I think the following are fairly typical aspects of a large corporation:
- Operation of more than one plant.
- Production of more than one product.
- Use of large amounts of capital goods with fixed costs.
- Production and sales in more than one country.
- Provision of stock (also known as shares) that are traded on a specified stock exchange.
I suggest the indicated work of the following economists1 are useful to read2 in attempting to understand such organizations:
- Joe Bain and Paolo Sylos Labini on Industrial Organization3.
- John Maurice Clark, especially Studies in the Economics of Overhead Costs4.
- John Kenneth Galbraith, especially his book The New Industrial State
- Michal Kalecki on mark-up pricing.
- Robin Marris' on managerial theories of the firm.

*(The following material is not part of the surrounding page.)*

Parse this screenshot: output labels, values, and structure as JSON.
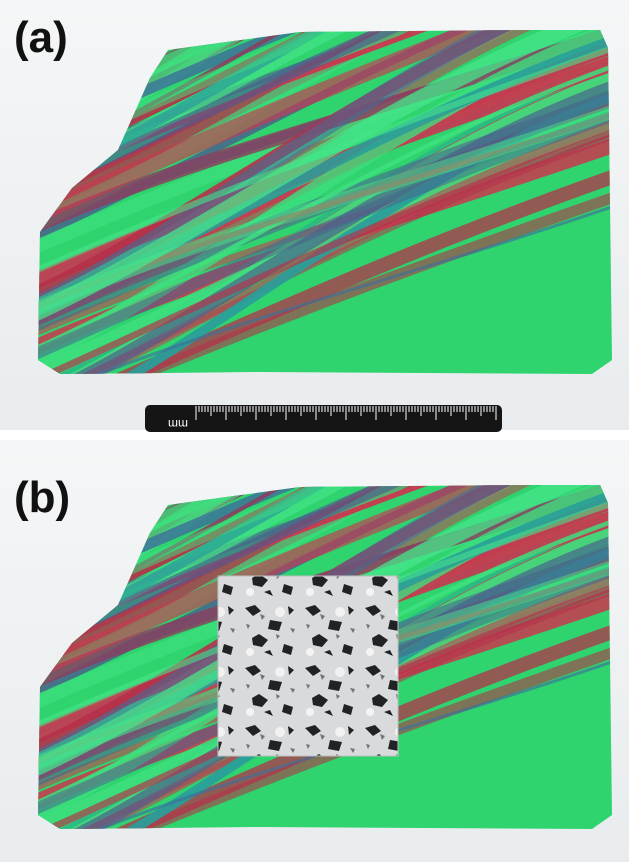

- Gardiner Means and Adolf Berle, especially their book The Modern Corporation and Private Property5
- Edith Penrose, especially her book The Theory of the Growth of the Firm.
- Herbert Simon on the theory of administration.
- Josef Steindl, who, as I understand it, was a follower of Michal Kalecki and did much work in Industrial Organization.
The theory of the firm, as taught to undergraduates, does not cover modern corporations and these economists. I do not claim that the theory cannot be expanded. Important issues include knowledge, organization, and competencies needed to expand into adjacent products and to expand the number of plants.
Footnotes- Some of these authors or their works I only know of through secondary literature.
- Bruno Rizzi's 1939 book, La Bureaucratisation du Monde, occasioned an internal debate among followers of Trotsky and supposedly foretold some of the themes in some of the following works.
- Franco Modigliani's 1958 paper, "New Developments on the Oligopoly Front", reviews an important book by each member of this pair of authors.
- I do not want to claim Piero Sraffa showed how to correctly account for overhead costs; do corporations have sufficient data to set up his equations in their full generality? Do they not commonly adopt heuristics that sometimes, but not always, deviate from his equations?
- As I understand it, this book deals with, among other issues, the separation of ownership and control.